A team led by researchers at The University of Texas at Austin has discovered that a new bioinspired drug restores the cancer-fighting efficacy of immune cells. In mouse models of melanoma, bladder cancer, leukemia and colon cancer, the drug slowed tumor growth, extended lifespan and improved the efficacy of immunotherapy. The research, published in the journal Cancer Cell, could change the fate of many cancer patients.
Understanding DNA Deletions
Many cancers delete a stretch of DNA called 9p21. In fact, it is the most common DNA deletion in all cancers, occurring in up to 25%-50% of certain cancers, such as melanoma, bladder cancer, mesothelioma and certain brain cancers. Scientists have long known that cancers with 9p21 deletions mean patients have worse prognosis and are resistant to immunotherapy - treatment strategies designed to boost a patient's natural immune response to the cancer.
This deletion helps cancer cells avoid detection and destruction by the immune system, in part because it prompts cancer cells to secrete a toxic compound called MTA, which impairs the normal function of immune cells and hinders the effectiveness of immunotherapy.
Pseudocolor scanning electron micrograph of an oral squamous cell carcinoma cell (white) attacked by two cytotoxic T cells (red). Source: Rita Elena Serda, Duncan Comprehensive Cancer Center, National Cancer Institute, Baylor College of Medicine, National Institutes of Health.
Potential of new drugs
"In animal models, our drug lowered the MTA back to normal and the immune system rebooted," said Everett Stone, a research associate professor in the Department of Molecular Biosciences and associate professor of oncology at Dell Medical School, who led the study. "We see more T cells around the tumor, and they are in attack mode. T cells are an important immune cell type, like a SWAT team, able to identify tumor cells and inject them with a large number of enzymes to eat the tumor from the inside out."

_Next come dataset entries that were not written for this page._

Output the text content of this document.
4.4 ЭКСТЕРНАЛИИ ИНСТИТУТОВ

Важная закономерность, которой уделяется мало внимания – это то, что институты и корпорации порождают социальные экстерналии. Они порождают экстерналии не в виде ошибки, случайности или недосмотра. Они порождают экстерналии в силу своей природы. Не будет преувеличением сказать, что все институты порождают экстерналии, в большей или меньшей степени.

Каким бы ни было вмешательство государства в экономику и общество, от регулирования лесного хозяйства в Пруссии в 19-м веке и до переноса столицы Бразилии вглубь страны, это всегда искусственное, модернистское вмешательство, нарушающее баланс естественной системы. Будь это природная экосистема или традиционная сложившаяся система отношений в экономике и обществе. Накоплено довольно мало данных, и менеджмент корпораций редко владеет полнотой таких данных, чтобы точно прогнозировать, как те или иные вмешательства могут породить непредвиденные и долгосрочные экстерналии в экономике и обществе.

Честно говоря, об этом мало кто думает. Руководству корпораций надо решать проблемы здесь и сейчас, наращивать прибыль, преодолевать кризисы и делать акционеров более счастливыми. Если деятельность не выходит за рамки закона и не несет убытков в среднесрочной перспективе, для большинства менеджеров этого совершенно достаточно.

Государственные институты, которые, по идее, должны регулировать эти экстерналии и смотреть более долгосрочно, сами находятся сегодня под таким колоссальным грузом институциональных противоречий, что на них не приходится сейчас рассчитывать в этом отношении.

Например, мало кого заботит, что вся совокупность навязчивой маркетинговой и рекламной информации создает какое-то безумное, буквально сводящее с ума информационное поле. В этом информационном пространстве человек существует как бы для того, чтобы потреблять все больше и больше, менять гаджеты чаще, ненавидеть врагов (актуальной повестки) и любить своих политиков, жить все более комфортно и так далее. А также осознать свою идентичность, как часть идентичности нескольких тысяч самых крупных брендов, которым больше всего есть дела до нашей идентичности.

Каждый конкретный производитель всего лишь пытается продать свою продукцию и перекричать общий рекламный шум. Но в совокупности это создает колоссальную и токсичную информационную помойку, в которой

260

Stone envisions using the drug in conjunction with immunotherapy to increase its effectiveness.
The study's co-first authors are Donjeta Gjuka, a former UT postdoctoral fellow who is now a scientist at Takeda Oncology, and Elio Adib, a former Brigham and Women's Hospital and Dana-Farber Cancer Institute postdoctoral fellow who is now a resident at Massachusetts General Brigham Hospital.
Understand the genes affected by deletions
Loss of 9p21 leads to the deletion of some key genes in cancer cells. A pair of genes that produce cell cycle regulators, proteins that keep healthy cells growing and dividing at a slow, steady rate, disappeared. When these genes are lost, cells can grow uncontrollably. This is why they cause cancer. Also deleted was a housekeeping gene that produces an enzyme that breaks down the toxin MTA. Stone believes that the loss of this gene gives cancer cells a new superpower: the ability to deactivate the immune system.

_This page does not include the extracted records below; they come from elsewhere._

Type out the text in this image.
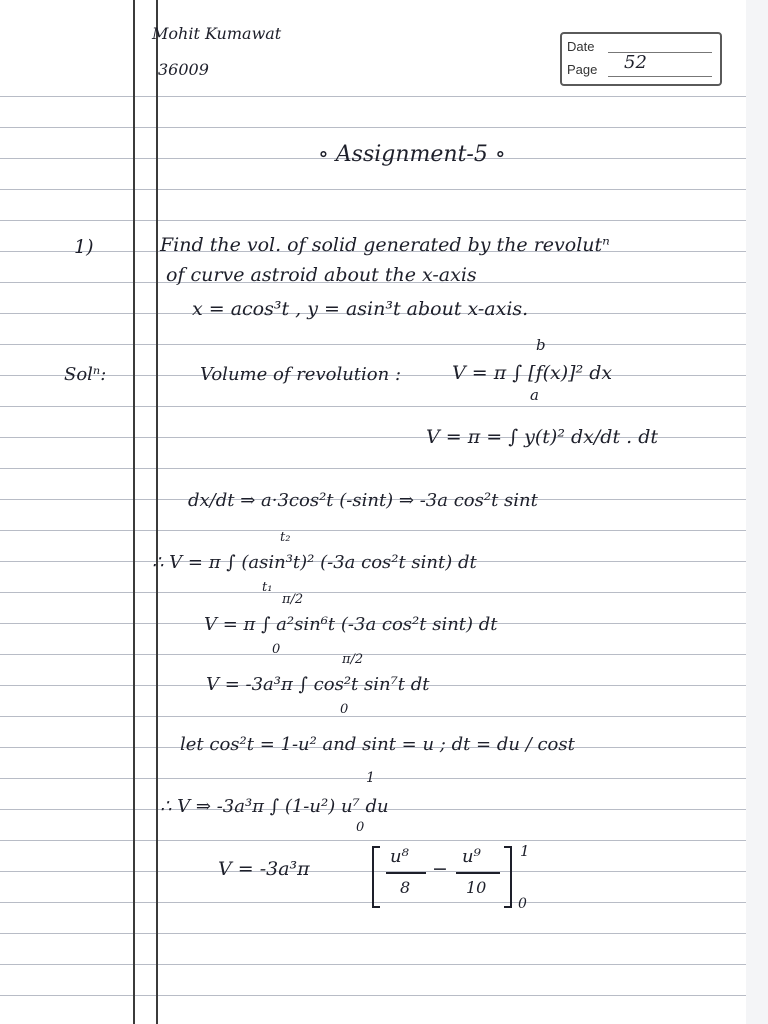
Mohit Kumawat
36009
Date
Page 52
∘ Assignment-5 ∘
1)	Find the vol. of solid generated by the revolutⁿ
of curve astroid about the x-axis
x = acos³t , y = asin³t about x-axis.
Solⁿ:	Volume of revolution :	V = π ∫ [f(x)]² dx
b
a
V = π = ∫ y(t)² dx/dt . dt
dx/dt ⇒ a·3cos²t (-sint) ⇒ -3a cos²t sint
∴ V = π ∫ (asin³t)² (-3a cos²t sint) dt
t₂
t₁
V = π ∫ a²sin⁶t (-3a cos²t sint) dt
π/2
0
V = -3a³π ∫ cos²t sin⁷t dt
π/2
0
let cos²t = 1-u² and sint = u ; dt = du / cost
∴ V ⇒ -3a³π ∫ (1-u²) u⁷ du
1
0
V = -3a³π
u⁸
8
−
u⁹
10
1
0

"When a cancer cell loses these two genes, it gets the best of two birds with one stone," Stone said. "It loses the brakes that normally prevent it from growing out of control. At the same time, it disarms the body's police force. So it becomes a more aggressive and malignant cancer."
To create the drug candidates, Stone and his colleagues first used enzymes naturally produced by the body that help break down MTA, and then added flexible polymers.
"This is already a very good enzyme, but we need to optimize it so that it lasts longer in the body," Stone said. "If we just inject the natural enzyme, it would be excreted within a few hours. In mice, our modified version survives in the circulation for days; in humans, it survives much longer."
The researchers plan to conduct more safety testing of their drug, called PEG-MTAP, and are seeking funding to move it into human clinical trials.